Geschiedenis op straat
Hessenweg
Riemer Reinsma
In 1875 kwam voor de laatste keer een reizende koopman met paard en huifkar de hessenweg naar het Achterhoekse plaatsje Lichtenvoorde afzakken om daar zijn spullen te koop aan te bieden. En in 1877 deed de laatste ezelkaravaan het plaatsje Zelhem, ten noorden van Doetinchem, aan. De doodsklok had geslagen over de hessenwegen. Deze brede en rechte, door het zand getrokken karrensporen hadden sinds het eind van de Middeleeuwen de handelsroutes gevormd voor kooplui uit Duitsland die hun waren aan de man brachten in het welvarende Nederland. Een deel van de handelaren was afkomstig uit Hessen - nu de naam van een Duitse deelstaat, waarvan Frankfurt de hoofdplaats is. De hessenwegen liggen in Overijssel, Gelderland en Utrecht. Ze liepen voornamelijk van oost naar west en kwamen samen in de stad Utrecht.

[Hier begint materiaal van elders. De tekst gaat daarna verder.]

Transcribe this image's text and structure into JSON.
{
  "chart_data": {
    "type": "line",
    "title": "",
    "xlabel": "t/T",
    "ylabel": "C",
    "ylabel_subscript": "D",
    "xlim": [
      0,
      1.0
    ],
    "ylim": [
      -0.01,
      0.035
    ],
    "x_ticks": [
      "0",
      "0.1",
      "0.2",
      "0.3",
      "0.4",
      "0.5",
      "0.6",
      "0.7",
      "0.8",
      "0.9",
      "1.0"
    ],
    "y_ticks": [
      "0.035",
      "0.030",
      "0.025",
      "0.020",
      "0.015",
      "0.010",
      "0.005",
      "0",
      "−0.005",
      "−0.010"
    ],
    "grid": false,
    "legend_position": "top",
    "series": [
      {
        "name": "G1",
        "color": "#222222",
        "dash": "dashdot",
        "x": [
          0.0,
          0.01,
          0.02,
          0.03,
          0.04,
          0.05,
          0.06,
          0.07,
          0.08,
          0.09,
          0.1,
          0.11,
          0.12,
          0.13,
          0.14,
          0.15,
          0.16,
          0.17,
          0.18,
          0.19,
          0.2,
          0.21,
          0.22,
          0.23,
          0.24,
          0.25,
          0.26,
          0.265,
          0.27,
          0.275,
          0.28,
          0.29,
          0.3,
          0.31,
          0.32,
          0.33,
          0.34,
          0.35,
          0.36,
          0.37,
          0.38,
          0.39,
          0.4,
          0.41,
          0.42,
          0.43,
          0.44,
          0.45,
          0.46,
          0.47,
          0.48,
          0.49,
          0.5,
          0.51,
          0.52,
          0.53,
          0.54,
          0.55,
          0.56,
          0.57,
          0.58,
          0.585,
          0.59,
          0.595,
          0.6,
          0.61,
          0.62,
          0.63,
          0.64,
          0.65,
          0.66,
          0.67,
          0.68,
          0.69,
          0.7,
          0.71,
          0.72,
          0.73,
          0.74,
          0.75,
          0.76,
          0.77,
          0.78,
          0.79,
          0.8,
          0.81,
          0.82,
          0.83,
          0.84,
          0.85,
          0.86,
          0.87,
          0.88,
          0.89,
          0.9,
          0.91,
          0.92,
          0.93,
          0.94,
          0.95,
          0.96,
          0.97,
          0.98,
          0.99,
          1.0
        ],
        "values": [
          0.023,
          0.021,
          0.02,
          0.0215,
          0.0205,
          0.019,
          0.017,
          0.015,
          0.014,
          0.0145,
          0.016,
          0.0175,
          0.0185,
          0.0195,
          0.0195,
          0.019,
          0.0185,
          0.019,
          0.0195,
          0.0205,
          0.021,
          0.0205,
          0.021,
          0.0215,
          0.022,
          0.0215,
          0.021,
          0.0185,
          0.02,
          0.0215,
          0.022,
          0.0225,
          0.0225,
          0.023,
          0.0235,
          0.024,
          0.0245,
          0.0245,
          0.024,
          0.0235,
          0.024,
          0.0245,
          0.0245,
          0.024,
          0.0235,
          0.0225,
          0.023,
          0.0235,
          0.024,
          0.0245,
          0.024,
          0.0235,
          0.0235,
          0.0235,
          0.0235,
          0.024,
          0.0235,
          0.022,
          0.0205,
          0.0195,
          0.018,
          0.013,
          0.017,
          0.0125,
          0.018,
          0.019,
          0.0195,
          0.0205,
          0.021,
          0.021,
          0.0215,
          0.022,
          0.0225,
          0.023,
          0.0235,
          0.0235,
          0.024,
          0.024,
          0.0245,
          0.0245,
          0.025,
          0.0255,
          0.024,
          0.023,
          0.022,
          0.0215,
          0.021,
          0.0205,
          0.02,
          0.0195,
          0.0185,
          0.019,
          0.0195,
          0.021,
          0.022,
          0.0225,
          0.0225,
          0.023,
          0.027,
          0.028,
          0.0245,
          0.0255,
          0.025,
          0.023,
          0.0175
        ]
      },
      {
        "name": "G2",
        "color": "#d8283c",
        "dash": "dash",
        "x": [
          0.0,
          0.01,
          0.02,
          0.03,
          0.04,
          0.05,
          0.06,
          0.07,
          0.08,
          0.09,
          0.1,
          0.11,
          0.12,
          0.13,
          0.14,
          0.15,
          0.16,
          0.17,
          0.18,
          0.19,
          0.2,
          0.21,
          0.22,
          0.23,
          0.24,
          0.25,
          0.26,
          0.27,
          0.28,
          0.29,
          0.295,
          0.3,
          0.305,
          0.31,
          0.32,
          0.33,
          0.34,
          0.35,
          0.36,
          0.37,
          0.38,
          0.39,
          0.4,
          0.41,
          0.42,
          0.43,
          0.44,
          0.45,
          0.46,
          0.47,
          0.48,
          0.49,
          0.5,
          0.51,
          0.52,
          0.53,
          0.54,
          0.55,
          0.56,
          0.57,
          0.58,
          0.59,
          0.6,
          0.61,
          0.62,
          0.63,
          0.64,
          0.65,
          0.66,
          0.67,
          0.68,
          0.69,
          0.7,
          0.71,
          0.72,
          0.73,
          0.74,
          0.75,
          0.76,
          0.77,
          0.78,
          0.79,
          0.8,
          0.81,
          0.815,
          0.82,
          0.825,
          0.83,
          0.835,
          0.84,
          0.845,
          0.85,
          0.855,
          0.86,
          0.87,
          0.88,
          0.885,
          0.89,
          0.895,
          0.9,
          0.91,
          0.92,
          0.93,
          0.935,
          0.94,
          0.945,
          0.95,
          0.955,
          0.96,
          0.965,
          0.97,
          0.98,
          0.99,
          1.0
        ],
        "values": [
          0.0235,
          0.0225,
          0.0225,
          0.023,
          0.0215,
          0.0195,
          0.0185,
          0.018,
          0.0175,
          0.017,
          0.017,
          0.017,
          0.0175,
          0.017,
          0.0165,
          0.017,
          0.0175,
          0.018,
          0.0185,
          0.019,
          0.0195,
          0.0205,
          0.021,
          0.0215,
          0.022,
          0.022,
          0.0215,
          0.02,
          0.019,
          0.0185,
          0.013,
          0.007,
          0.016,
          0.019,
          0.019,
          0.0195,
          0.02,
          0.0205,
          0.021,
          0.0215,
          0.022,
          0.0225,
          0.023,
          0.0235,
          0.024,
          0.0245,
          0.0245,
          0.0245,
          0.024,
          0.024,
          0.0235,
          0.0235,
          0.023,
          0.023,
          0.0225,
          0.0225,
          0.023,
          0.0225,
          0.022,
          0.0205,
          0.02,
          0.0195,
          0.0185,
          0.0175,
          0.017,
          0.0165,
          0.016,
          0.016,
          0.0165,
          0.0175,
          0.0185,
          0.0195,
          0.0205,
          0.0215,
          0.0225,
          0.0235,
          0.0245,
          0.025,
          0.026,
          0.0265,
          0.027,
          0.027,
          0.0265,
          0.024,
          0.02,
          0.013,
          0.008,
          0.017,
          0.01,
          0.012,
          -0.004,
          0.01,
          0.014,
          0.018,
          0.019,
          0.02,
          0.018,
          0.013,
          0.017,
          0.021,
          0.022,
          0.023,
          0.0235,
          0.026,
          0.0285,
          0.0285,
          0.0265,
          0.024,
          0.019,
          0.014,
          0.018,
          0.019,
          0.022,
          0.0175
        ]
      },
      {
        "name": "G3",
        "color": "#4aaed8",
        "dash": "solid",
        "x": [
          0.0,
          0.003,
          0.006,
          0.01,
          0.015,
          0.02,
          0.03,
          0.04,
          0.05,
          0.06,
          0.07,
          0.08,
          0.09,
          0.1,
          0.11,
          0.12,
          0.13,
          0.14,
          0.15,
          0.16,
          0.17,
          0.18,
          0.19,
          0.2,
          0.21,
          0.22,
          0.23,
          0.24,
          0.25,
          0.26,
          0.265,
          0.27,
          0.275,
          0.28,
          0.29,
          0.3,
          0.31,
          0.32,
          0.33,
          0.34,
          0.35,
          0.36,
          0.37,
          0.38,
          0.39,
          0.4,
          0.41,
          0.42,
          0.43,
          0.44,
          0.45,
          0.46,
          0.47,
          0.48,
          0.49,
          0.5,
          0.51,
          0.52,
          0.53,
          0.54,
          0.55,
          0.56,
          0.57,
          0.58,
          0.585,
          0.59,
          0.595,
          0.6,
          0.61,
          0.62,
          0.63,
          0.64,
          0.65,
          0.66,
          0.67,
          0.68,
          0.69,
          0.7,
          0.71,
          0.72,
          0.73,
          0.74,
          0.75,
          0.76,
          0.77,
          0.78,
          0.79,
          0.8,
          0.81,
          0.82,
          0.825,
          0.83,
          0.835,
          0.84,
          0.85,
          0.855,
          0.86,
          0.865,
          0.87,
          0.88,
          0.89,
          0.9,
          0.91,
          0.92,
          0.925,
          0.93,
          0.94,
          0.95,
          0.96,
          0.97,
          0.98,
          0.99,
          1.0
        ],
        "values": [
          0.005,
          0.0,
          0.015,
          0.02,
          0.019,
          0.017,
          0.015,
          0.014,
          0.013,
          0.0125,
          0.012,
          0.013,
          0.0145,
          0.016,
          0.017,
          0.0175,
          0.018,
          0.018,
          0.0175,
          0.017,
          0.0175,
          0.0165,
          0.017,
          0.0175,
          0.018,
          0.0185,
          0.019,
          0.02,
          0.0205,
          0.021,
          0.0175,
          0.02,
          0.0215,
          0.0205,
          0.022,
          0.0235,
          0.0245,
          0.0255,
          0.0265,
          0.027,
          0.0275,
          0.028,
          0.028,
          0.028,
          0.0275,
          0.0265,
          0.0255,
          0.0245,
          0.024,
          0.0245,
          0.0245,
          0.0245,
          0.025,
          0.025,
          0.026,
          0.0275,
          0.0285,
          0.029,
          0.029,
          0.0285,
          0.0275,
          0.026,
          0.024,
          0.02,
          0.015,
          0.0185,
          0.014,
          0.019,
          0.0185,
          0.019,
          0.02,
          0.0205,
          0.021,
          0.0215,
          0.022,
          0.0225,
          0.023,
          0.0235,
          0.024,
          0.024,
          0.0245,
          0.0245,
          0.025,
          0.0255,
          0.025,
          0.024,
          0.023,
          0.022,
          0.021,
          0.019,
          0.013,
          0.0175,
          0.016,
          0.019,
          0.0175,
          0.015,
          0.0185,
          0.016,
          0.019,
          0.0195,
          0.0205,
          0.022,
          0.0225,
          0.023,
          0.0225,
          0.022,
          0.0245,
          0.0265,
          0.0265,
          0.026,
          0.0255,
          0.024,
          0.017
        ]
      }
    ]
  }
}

De hessenwegen liepen buiten de dorpen en steden om. Zo ligt de Hessenweg van Putten een flink eind buiten de bebouwde kom. Men weerde de kooplui omdat ze de plaatselijke neringdoenden zouden kunnen beconcurreren. Zo werd er in 1727 in Gelderland verordend dat ‘Hessische karren eenen weg sullen gebruijcken, die haer sal werden aangewesen bij 2 H. ponden.’ Op veel hessenwegen werd tol geheven. In de achttiende eeuw kwam er nog een argument bij: de nieuwe, verharde wegen die men begon aan te leggen mochten niet worden blootgesteld aan de verwoestende werking van paardenhoeven en huifkarren.
Op sommige plaatsen waren de hessenwegen wel zes of zeven karrensporen breed. Het hoofdspoor was dan zo rul geworden dat men daarnaast een nieuw spoor uitsleet, daarnaast weer een, enz. De handelaren vervoerden onder meer textiel. Onder hen hebben zich waarschijnlijk ooit de voorouders bevonden van de huidige textielmagnaten Brenninkmeijer (van C&A) en Peek & Cloppenburg. Op het kaartje is het Achterhoekse deel van het oude hessenwegennet te zien. De ‘hessenmannen’ reisden veelal in groepjes. Dit bood een aantal voordelen: ze werden bijvoorbeeld minder snel overvallen door struikrovers, en ze konden zich beter verdedigen tegen al te inhalige tolgaarders.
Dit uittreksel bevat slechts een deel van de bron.